10. Hukuk Dairesi 2017/573 E. , 2018/2817 K.
.......
Dava, sigortalılık başlangıç tarinin 15/06/1983 olduğunun tespiti istemine ilişkindir.
İlk Derece Mahkemesince, hükümde belirtilen gerekçelerle davanın kabulüne dair verilen karara karşı davalılardan Kurum vekili tarafından istinaf yoluna başvurulması üzerine, ...... Bölge Adliye Mahkemesi 11. Hukuk Dairesince istinaf başvurusunun esastan reddine karar verilmiştir.

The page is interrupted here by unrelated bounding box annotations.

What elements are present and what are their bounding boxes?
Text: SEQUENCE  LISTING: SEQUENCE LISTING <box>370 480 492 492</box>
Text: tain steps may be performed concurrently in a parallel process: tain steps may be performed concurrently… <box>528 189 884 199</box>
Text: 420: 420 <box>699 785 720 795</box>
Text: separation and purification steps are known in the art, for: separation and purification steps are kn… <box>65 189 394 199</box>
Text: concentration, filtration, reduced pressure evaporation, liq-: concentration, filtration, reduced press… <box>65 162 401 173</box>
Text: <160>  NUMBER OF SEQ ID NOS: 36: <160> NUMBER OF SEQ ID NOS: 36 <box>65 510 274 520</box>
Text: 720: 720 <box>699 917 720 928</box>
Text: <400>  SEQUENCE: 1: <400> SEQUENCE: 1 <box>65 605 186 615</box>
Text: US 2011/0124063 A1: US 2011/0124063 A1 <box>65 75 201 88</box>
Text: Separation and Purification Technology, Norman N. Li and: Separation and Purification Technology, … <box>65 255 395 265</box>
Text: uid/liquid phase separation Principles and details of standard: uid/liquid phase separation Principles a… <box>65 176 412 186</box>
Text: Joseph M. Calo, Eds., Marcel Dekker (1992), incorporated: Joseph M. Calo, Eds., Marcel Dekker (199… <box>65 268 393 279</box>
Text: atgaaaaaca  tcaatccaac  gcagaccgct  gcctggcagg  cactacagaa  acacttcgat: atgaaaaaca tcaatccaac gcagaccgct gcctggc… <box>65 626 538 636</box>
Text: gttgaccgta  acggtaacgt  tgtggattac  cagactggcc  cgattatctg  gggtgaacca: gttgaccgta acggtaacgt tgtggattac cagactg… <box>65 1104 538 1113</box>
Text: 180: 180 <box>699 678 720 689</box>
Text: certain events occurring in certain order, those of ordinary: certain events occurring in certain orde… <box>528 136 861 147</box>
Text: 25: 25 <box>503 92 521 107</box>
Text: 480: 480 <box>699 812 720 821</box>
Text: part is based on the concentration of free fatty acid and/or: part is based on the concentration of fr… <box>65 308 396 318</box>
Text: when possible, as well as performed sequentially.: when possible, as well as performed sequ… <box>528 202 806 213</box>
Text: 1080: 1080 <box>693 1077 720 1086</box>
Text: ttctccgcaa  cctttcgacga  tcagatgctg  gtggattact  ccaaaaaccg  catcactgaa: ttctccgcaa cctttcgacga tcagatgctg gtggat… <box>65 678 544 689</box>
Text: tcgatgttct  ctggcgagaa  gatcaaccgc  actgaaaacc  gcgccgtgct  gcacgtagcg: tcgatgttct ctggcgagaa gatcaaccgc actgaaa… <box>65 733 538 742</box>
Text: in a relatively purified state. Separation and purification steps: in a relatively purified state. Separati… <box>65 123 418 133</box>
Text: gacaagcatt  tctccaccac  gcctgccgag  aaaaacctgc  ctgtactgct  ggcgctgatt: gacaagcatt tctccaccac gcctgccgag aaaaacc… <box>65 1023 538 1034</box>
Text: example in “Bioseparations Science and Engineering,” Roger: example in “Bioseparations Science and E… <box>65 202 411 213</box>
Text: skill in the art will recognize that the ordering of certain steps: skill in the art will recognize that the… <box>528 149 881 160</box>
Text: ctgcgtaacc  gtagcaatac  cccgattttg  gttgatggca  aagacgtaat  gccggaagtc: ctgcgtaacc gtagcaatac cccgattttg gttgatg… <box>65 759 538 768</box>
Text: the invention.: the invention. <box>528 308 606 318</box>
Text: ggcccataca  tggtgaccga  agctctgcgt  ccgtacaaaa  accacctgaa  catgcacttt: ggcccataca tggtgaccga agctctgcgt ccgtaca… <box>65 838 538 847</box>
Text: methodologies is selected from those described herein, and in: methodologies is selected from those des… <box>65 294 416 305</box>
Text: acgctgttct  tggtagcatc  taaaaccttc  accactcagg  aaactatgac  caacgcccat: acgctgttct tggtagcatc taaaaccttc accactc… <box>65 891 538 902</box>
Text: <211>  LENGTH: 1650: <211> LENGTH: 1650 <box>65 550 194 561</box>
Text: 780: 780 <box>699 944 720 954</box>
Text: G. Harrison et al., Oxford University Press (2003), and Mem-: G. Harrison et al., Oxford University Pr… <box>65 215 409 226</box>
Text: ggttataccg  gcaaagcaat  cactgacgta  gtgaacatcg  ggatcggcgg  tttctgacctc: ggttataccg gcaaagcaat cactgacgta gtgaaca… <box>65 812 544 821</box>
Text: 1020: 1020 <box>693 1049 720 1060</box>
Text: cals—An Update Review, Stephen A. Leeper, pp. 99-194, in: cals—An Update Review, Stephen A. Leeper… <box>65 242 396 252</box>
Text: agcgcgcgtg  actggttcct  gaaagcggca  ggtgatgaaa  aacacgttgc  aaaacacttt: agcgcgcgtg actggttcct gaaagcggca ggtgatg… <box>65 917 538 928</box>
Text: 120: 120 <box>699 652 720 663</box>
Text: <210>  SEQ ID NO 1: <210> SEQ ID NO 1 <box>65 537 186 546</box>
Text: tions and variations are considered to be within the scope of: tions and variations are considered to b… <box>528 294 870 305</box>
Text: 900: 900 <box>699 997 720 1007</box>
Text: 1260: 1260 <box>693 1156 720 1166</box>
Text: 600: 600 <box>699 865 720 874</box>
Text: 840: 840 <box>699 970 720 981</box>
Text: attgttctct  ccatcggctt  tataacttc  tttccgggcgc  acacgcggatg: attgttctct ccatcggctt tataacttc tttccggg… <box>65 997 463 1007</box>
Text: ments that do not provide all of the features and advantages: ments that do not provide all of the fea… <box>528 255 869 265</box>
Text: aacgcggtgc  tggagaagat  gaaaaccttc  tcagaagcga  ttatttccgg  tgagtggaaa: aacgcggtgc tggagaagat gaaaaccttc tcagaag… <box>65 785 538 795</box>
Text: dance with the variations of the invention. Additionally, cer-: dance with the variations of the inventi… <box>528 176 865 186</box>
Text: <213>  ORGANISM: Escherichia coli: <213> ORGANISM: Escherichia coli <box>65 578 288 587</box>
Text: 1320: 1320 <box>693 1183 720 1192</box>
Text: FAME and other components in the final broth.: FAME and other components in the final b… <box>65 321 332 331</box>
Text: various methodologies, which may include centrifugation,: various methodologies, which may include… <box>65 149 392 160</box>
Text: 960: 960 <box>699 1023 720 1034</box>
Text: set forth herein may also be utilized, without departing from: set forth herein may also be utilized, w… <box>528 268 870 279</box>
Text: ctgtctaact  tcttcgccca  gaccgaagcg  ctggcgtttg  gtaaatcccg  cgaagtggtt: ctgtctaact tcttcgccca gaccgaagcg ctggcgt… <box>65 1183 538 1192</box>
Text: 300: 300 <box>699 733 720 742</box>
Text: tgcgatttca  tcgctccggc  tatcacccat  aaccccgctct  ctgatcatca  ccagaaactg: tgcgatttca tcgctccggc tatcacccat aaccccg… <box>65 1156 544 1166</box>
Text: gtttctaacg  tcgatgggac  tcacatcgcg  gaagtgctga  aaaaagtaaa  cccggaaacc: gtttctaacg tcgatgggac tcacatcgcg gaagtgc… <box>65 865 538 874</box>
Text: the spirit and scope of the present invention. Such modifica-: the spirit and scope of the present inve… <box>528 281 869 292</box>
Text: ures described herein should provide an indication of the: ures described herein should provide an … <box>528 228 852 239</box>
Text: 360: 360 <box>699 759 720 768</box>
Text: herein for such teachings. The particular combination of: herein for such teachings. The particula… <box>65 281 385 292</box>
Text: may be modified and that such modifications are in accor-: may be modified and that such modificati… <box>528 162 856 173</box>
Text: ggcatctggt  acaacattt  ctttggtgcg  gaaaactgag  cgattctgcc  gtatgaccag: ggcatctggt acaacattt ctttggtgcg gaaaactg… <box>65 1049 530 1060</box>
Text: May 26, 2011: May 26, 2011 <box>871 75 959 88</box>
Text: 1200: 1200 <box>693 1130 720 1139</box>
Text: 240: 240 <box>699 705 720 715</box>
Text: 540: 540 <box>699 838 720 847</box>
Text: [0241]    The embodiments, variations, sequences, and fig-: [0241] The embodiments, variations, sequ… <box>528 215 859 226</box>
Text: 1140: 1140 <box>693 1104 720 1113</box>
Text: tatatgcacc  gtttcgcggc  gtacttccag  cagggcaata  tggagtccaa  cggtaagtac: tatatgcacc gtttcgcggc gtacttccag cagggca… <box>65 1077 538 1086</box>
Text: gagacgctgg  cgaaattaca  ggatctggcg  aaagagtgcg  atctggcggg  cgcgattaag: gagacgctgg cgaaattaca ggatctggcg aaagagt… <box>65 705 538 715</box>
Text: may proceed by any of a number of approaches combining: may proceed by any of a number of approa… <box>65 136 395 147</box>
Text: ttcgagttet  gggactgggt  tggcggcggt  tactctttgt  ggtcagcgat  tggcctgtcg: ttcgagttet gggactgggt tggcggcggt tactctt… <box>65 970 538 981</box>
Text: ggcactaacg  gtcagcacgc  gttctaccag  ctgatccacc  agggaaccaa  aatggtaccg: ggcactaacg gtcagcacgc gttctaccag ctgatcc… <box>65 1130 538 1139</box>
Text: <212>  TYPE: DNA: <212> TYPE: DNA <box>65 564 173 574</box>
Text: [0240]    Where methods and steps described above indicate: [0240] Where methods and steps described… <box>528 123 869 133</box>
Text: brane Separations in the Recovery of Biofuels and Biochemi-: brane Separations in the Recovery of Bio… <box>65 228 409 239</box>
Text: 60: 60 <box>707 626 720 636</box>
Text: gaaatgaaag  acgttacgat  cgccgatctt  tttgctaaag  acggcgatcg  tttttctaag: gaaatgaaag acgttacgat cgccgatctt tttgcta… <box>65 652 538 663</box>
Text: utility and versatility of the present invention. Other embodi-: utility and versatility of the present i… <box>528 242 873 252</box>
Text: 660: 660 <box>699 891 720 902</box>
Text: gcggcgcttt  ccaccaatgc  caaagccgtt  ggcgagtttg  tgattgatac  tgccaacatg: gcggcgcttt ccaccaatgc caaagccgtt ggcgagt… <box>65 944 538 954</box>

..... Bölge Adliye Mahkemesi 11. Hukuk Dairesince verilen kararın, davalılardan Kurum vekili tarafından temyiz edilmesi üzerine, temyiz isteğinin süresinde olduğu anlaşıldıktan ve Tetkik Hâkimi ... tarafından düzenlenen raporla dosyadaki kağıtlar okunduktan sonra işin gereği düşünüldü ve aşağıdaki karar tespit edildi.
I-İSTEM
Davacı, 15.06.1983 tarihinin sigorta başlangıç tarihi olarak tespitini istemiştir.
II-CEVAP
Davalı ... vekili cevap dilekçesinde 6552 sayılı Yasa gereği hizmet akdine tabi çalışma nedeniyle zorunlu sigortalılık sürelerinin tespiti talebi ile işveren aleyhine açılan davalarda davanın kuruma re'sen ihbarı gerektiğini, ihbar üzerine davaya davalı yanında feri müdahil sıfatı ile dava ve duruşmalara katılmalarına karar verilerek yagılama sonunda müvekkili aleyhine hüküm kurulmamasına karar verilmesini istediğini beyan etmiştir.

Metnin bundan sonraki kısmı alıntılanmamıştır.